Following that mantra, Buehrig quickly became Chief Designer for Stutz. In 1929, he designed the bodies of the Stutz Black Hawks that entered Le Mans. He then quickly transitioned to Chief Designer at Duesenberg, which by that point had already been acquired by E.L. Cord, and folded into the Auburn Company, in Auburn, Indiana. His first project at Duesenberg was to design the Model J, and a series of successive Duesenberg models.
By 1934, he was asked to focus on the Auburn side of the business, to work on their next car, which became the Auburn 851 Boattail Speedster. After this series of quick successes, Buehrig was asked to design the next upcoming Cord model, the 810. When asked to recall his design work for the Cord 810, Buehrig shared, 'The opportunity to work out the design of the new Cord and have it a front-wheel-drive vehicle gave me an assignment as ideal as an automotive designer could imagine.’
In addition to the now-classic aesthetic that was far ahead of it’s time, the 810 was incredibly innovative. Some of the elements Buehrig ensured were incorporated in the new Cord were retractable headlights, a rear hinged hood, an absence of running boards, and no visible radiator. Ultimately these details would all be adopted more broadly by the rest of the industry, but they were introduced on the Cord 810. in 1951, The Museum of Modern Art awarded the Cord 810 as one of the most beautiful cars ever created.
By 1940, due to financial difficulty, the Auburn Cord Duesenberg company closed. Buehrig spent World War II as a drafting engineer and tool designer at aircraft firms. Following the War, he moved through a series of design jobs, including the Raymond Loewy studios.
Several times in his career, Buehrig tried his own efforts at making cars. In 1948, he joined a group of investors who wanted to build a suitable American sports car for a European-type racing event to be held at Watkins Glen, New York. Buehrig was part of the group of investors, and also performed the design work. He oversaw the production of this single prototype vehicle named the TASCA, for The American Sports Car Company. Only one prototype was built. It was the first car in the world with a T-top roof, an idea that Gordon Buehrig patented. He later sued General Motors for infringement when the 1968 Corvette came out with the T-top roof. The front fenders of the TASCA are made of fiberglass and the roof panels are plexiglas.

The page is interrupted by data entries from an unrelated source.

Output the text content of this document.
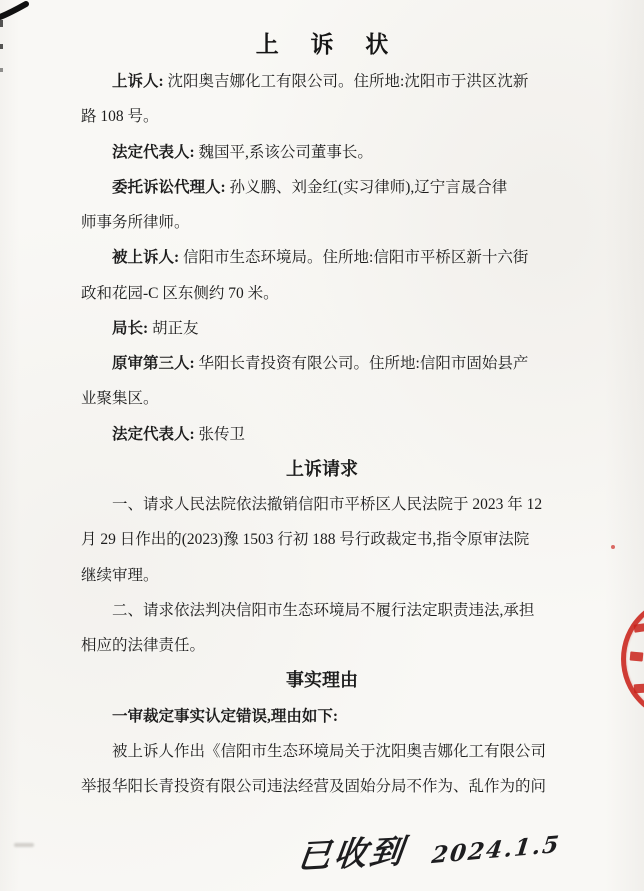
上 诉 状
上诉人: 沈阳奥吉娜化工有限公司。住所地:沈阳市于洪区沈新
路 108 号。
法定代表人: 魏国平,系该公司董事长。
委托诉讼代理人: 孙义鹏、刘金红(实习律师),辽宁言晟合律
师事务所律师。
被上诉人: 信阳市生态环境局。住所地:信阳市平桥区新十六街
政和花园-C 区东侧约 70 米。
局长: 胡正友
原审第三人: 华阳长青投资有限公司。住所地:信阳市固始县产
业聚集区。
法定代表人: 张传卫
上诉请求
一、请求人民法院依法撤销信阳市平桥区人民法院于 2023 年 12
月 29 日作出的(2023)豫 1503 行初 188 号行政裁定书,指令原审法院
继续审理。
二、请求依法判决信阳市生态环境局不履行法定职责违法,承担
相应的法律责任。
事实理由
一审裁定事实认定错误,理由如下:
被上诉人作出《信阳市生态环境局关于沈阳奥吉娜化工有限公司
举报华阳长青投资有限公司违法经营及固始分局不作为、乱作为的问
已收到 2024.1.5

Buehrig ultimately landed at Ford in 1949. While at Ford, his projects included the 1951 Victoria Coupe and the 1956 Continental Mark II. Later in his career, Buehrig was still innovating. Concepts that he developed during his later years included a two-engine vehicle, similar to today's hybrid vehicles, and a patent for a front-end airbag.
Buehrig retired from Ford in 1965, and went on to teach the next generation of car designers for five years at the Art Center College of Design in California. In an interview held in 1982, a darker time for the American car industry, Buehrig was asked what he thought ailed Detroit. Today's slab-sided cars reflect the "Chiclet school of design," he responded. "They all look too much alike" and are overloaded with "expensive electronic gadgetry." Buehrig argues that in styling, as in sculpture, beauty is a logical result of good design. "Like a woman with a beautiful face and figure," he says, "you don't need to add anything else.” Still holding true to his original beliefs that guided him to design some of the most beautiful American cars ever created.